The analysis challenges assumptions that the buildup of greenhouse gases in the atmosphere has been a significant driver of the increase in temperatures observed over many decades in the ocean and along the coastline from Alaska to California.
Changes in ocean circulation as a result of weaker winds were the main cause of about 1 degree Fahrenheit of warming in the northeast Pacific Ocean and nearby coastal land between 1900 and 2012, according to the analysis of ocean and air temperatures over that time. The study, conducted by researchers from the National Oceanic and Atmospheric Administration and the University of Washington, was published Monday by the Proceedings of the National Academy of Sciences.
Natural, wind-driven climate patterns in the Pacific Ocean, such as El Niño and the Pacific Decadal Oscillation, are already known to exert a powerful influence on sea and land temperatures over years and even decades.
This latest research shows that similar changes in atmospheric and ocean circulation can drive trends that last a century or longer, overshadowing the effects of human-generated increase in greenhouse gases, the study’s authors said.
“Changing winds appear to explain a very large fraction of the warming from year to year, decade to decade and the long-term,” said study leader James Johnstone, an independent climatologist who did most of the work when he was at the University of Washington’s Joint Institute for the Study of the Atmosphere and Ocean.
When coastal wind speeds weaken, they result in less evaporation from the sea surface and unusually low pressure that alters ocean currents and causes temperatures to rise over time.
The study found that weakening winds accounted for more than 80% of the warming trend along the Pacific Northwest coast between Washington and Northern California. In Southern California, weaker winds were responsible for about 60% of the increased warming.

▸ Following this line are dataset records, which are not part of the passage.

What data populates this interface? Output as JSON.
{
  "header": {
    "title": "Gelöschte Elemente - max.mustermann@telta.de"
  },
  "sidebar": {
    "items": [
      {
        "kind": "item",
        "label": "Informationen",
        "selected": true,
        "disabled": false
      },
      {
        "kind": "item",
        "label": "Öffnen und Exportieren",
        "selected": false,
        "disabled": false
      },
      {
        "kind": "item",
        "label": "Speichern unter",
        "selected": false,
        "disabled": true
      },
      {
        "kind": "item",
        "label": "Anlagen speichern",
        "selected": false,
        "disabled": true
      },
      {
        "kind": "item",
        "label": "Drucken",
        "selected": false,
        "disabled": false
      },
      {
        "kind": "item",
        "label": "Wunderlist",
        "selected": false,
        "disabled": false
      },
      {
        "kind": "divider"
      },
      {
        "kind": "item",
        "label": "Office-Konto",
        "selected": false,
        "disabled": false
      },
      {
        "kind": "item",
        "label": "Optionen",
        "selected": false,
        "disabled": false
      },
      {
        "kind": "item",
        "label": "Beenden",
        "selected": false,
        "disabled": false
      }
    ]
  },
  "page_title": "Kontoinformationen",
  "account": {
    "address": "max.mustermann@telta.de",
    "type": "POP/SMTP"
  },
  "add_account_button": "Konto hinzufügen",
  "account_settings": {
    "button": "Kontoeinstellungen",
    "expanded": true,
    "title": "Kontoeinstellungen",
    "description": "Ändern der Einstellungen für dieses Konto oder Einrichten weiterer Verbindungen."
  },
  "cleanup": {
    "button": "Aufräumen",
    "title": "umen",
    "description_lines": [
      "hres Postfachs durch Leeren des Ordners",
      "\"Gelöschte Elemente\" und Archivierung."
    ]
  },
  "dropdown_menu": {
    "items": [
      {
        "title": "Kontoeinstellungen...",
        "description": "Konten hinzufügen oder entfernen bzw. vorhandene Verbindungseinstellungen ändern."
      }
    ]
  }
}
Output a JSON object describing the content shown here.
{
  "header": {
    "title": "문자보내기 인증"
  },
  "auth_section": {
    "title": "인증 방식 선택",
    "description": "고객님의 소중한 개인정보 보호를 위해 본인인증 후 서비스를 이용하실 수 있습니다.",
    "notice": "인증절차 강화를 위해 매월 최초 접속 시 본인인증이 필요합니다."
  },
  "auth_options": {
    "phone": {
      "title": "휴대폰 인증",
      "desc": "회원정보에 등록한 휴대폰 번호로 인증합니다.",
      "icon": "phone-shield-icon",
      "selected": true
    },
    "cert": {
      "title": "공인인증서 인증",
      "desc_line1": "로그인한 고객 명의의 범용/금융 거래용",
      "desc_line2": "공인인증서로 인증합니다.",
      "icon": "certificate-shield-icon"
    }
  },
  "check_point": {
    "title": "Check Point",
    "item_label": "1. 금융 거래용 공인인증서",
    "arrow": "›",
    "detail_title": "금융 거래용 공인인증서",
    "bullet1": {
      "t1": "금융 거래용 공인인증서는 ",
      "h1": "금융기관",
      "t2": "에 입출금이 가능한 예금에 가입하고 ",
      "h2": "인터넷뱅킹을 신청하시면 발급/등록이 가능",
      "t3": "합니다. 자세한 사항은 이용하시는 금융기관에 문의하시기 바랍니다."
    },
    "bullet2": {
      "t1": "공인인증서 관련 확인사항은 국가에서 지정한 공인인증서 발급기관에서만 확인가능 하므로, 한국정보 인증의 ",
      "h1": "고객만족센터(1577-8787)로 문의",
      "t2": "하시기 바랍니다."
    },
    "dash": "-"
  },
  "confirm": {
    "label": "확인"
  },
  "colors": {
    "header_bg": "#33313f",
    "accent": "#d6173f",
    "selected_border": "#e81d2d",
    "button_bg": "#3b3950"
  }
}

If global warming had been the most powerful influence on land and sea temperatures, those temperatures would have been different, the study’s authors said. Most of the warming in the region occurred before 1940, when greenhouse gas concentrations were lower and winds were weaker, the study found. In contrast, winds have strengthened since 1980 and coastal ocean cooled, even as the rise in greenhouse gases has accelerated.
The study focused only on trends at the regional level and did not offer conclusions about the influence of naturally occurring winds on warming throughout the world. If anything, the results reinforce what scientists have known for years: that global climate projections fall short in predicting how temperatures are actually changing at the regional scale.
Kevin Trenberth, a climate scientist at the National Center for Atmospheric Research in Boulder, Colo., who was not involved in the study, said its conclusions about long-term trends were probably overstated because the quality of data from the early 20th century was poor and unreliable. The results may also reflect the fact that the northeast Pacific is an area of the globe where past studies have shown the “signal” of climate change is low relative to the “noise” of natural variability.
“There is no doubt that regionally, the changes in temperature are dominated by changes in the atmospheric circulation that likely have little or nothing to do with climate change,” Trenberth said. But, he added, “this does not call into question the concept of global warming.”